CoCs had an average eviction filing rate of 7.3% across all years in the sample, which was more than twice the eviction judgment rate of 3.1%. The average rate of homelessness was 22.3 per 10,000 people in the sample. However, homelessness rates varied across CoCs. The CoC with the lowest homelessness rate had 1.38 per 10,000 people, while the highest stood at 838.63 per 10,000 people.
After controlling for other factors, the authors observed a significant positive association between the rate of evictions filed and the rate of sheltered homelessness in the following year. For every one percentage point increase in the eviction filing rate, there was an associated 0.205 person increase in the following year in the rate of sheltered homelessness per 10,000 people. Sixty-seven percent of this increase in sheltered homelessness was attributable to homelessness experienced by individuals, rather than families. The authors did not find evidence of a relationship between filing rates and unsheltered homelessness. Further, they found no statistically significant relationship between eviction judgments and the rate of sheltered or unsheltered homelessness.

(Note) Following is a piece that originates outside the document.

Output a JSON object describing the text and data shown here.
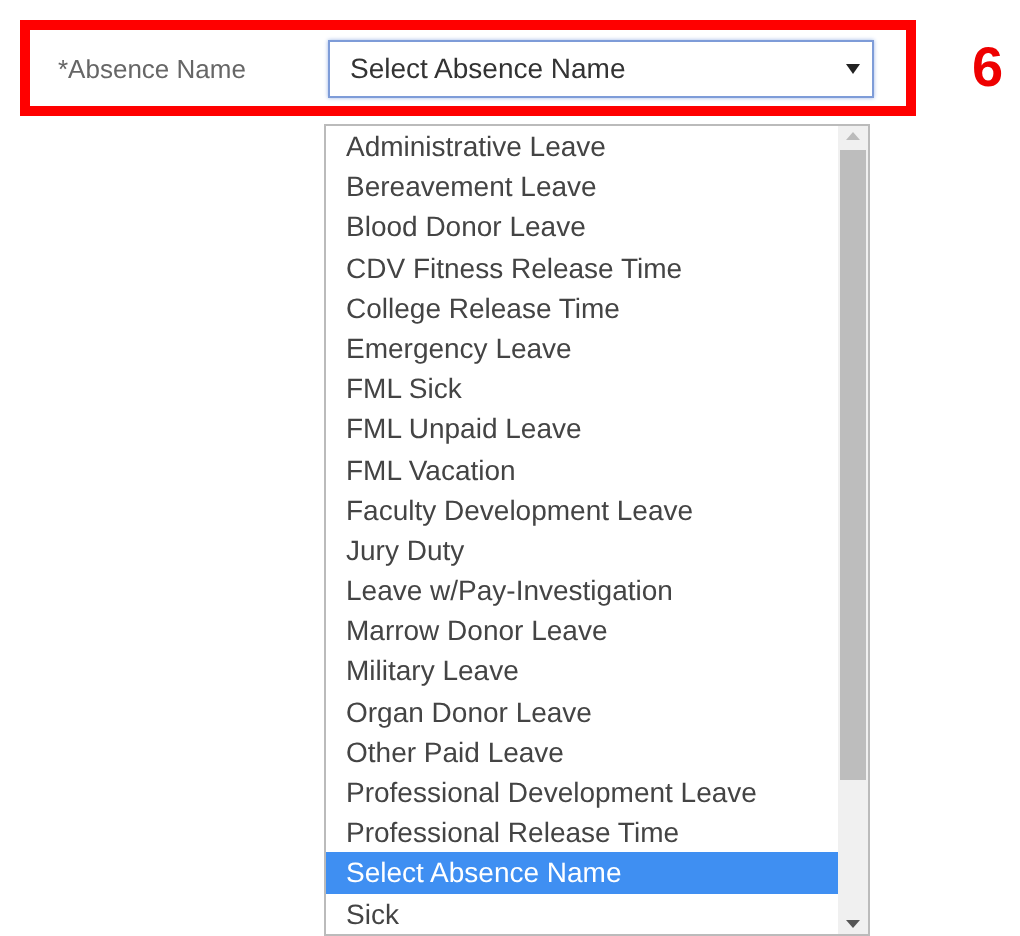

These findings corroborate previous research documenting the harms of eviction filings even in the absence of a final judgment. While most eviction prevention programs support tenants after an eviction has been filed, the authors suggest that these programs should intervene earlier on to pre-empt filings. They call for further research into the efficacy of programs such as the prefiling clinic established in Ramsey County, Minnesota, which seeks to provide financial assistance, case management services, and legal representation to prevent evictions.